Nemotron 3 Super has high-accuracy tool calling that ensures autonomous agents reliably navigate massive function libraries to prevent execution errors in high-stakes environments, like autonomous security orchestration in cybersecurity.
NVIDIA
Nemotron 3 Super Tops Benchmarks for Efficiency and Reasoning
Several companies are rapidly integrating the newly released Nemotron 3 Super into their AI systems, indicating a swift move toward more capable autonomous agents. Perplexity is offering its users access to the 120-billion-parameter model for search functionality, incorporating it as one of twenty orchestrated models within its Computer application. Simultaneously, developers specializing in AI-powered software agents, including CodeRabbit, Factory, and Greptile, are embedding Nemotron 3 Super alongside their proprietary models to enhance accuracy while reducing computational costs. Life sciences organizations, such as Edison Scientific and Lila Sciences, are also poised to leverage the model for in-depth literature reviews, data analysis, and molecular understanding. A key challenge in scaling multi-agent AI systems is managing the exponential growth of contextual data; these workflows can generate up to fifteen times more tokens than standard chatbot interactions, increasing costs and risking agents losing focus on their initial objectives.

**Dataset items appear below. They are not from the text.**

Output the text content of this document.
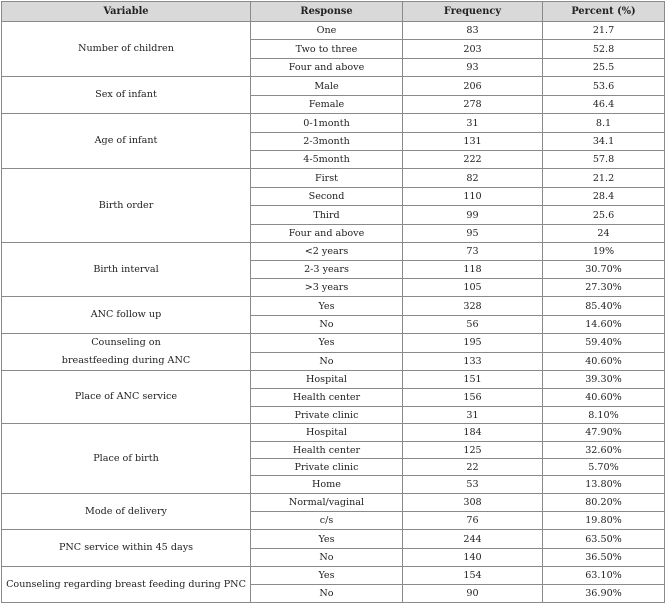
Variable	Response	Frequency	Percent (%)

Number of children	One	83	21.7
	Two to three	203	52.8
	Four and above	93	25.5

Sex of infant	Male	206	53.6
	Female	278	46.4

Age of infant	0-1month	31	8.1
	2-3month	131	34.1
	4-5month	222	57.8

Birth order	First	82	21.2
	Second	110	28.4
	Third	99	25.6
	Four and above	95	24

Birth interval	<2 years	73	19%
	2-3 years	118	30.70%
	>3 years	105	27.30%

ANC follow up	Yes	328	85.40%
	No	56	14.60%

Counseling on
breastfeeding during ANC	Yes	195	59.40%
	No	133	40.60%

Place of ANC service	Hospital	151	39.30%
	Health center	156	40.60%
	Private clinic	31	8.10%

Place of birth	Hospital	184	47.90%
	Health center	125	32.60%
	Private clinic	22	5.70%
	Home	53	13.80%

Mode of delivery	Normal/vaginal	308	80.20%
	c/s	76	19.80%

PNC service within 45 days	Yes	244	63.50%
	No	140	36.50%

Counseling regarding breast feeding during PNC	Yes	154	63.10%
	No	90	36.90%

Open Weights & Broad Platform Support Accelerate Agent Deployment
The increasing sophistication of autonomous agents demands models capable of handling increasingly complex tasks, but practical deployment has been hampered by computational costs and context limitations. NVIDIA’s recent release of Nemotron 3 Super with open weights is directly addressing these hurdles. Unlike previous iterations, this 120-billion-parameter model is designed for scalability, enabling developers to customize and deploy it across a diverse range of hardware, from workstations to cloud infrastructure. This broad accessibility is not merely a convenience, but a critical step toward wider adoption of agentic AI systems. Industry leaders including Amdocs, Palantir, and Siemens are also customizing the model to automate processes in sectors ranging from telecommunications to semiconductor manufacturing. A key feature enabling this is the model’s 1-million-token context window, which prevents goal drift by allowing agents to retain full workflow state in memory. NVIDIA is releasing Nemotron 3 Super with open weights under a permissive license, and is publishing the complete methodology, including over 10 trillion tokens of pre- and post-training datasets, 15 training environments for reinforcement learning and evaluation recipes. This commitment to open science allows researchers to fine-tune the model or build entirely new systems using the NVIDIA NeMo platform.